Tracking & ETAs
How statuses move, how the two arrival dates differ, and what port dwell tells you.
Once a shipment is added, Real-View keeps it up to date for you. This page explains what the statuses mean, why there are two arrival dates, and how to read the port-dwell figures.
The status lifecycle
Every shipment moves through these stages:
- Pending — added; vessel lookup queued.
- In transit — vessel located and en route.
- Approaching port — closing on the destination port.
- At port — arrived and docked; the dwell clock is running.
- Cleared — cargo cleared at the port.
- Delivered — container delivered to you.
- Archived — you have filed it away; it no longer counts against your plan's active-shipment limit.

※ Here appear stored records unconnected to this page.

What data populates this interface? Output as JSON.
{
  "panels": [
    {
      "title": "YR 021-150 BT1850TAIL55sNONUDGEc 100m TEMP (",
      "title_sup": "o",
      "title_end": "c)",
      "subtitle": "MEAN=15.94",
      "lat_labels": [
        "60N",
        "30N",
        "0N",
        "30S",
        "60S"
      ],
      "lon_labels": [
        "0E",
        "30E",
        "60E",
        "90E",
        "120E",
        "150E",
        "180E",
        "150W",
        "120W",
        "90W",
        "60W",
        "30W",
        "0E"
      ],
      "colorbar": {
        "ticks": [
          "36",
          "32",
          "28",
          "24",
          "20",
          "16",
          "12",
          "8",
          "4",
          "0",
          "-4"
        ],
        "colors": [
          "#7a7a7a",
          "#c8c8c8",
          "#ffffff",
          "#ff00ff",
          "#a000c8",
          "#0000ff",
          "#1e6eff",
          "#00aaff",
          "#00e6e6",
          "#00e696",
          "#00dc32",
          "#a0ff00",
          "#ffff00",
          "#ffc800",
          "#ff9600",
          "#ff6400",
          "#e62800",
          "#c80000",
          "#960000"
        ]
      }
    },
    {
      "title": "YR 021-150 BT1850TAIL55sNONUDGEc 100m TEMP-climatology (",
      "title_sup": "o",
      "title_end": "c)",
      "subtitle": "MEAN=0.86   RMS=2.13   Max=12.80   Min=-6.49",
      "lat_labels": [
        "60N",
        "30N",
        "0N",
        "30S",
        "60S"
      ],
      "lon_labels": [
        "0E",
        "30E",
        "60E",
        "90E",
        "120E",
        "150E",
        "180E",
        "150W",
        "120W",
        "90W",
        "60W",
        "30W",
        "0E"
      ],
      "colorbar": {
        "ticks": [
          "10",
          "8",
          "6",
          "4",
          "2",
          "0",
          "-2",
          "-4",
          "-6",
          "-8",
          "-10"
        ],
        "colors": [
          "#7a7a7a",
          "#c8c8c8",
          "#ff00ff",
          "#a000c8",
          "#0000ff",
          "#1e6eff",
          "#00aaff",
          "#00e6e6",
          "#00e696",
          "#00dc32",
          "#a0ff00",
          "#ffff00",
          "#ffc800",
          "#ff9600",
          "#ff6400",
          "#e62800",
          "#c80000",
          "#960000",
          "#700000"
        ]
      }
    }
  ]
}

Two arrival dates: carrier ETA vs Real-View ETA
On each shipment you see two estimated arrivals side by side:
- Carrier ETA — the date the shipping line published.
- Real-View ETA — our estimate, padded for the congestion and typical dwell at the destination port.
The gap between them — shown in days and colour-coded — is the useful bit. A big gap is an early warning that the carrier's date is optimistic for how that port is actually running.
Port dwell
When a container reaches the port, Real-View starts a dwell clock — how long the box has been sitting there. The dashboard also shows the average dwell for each SA port so you have a baseline. A long dwell is flagged as a warning, and a very long one as critical, because every extra day at the quay is extra cost.
The map
Shipments include a map view with the destination ports marked. A live vessel position on the map is switched on once the AIS (vessel-tracking) data feed is connected — until then the map shows the port reference points and an "awaiting data" note rather than a live pin.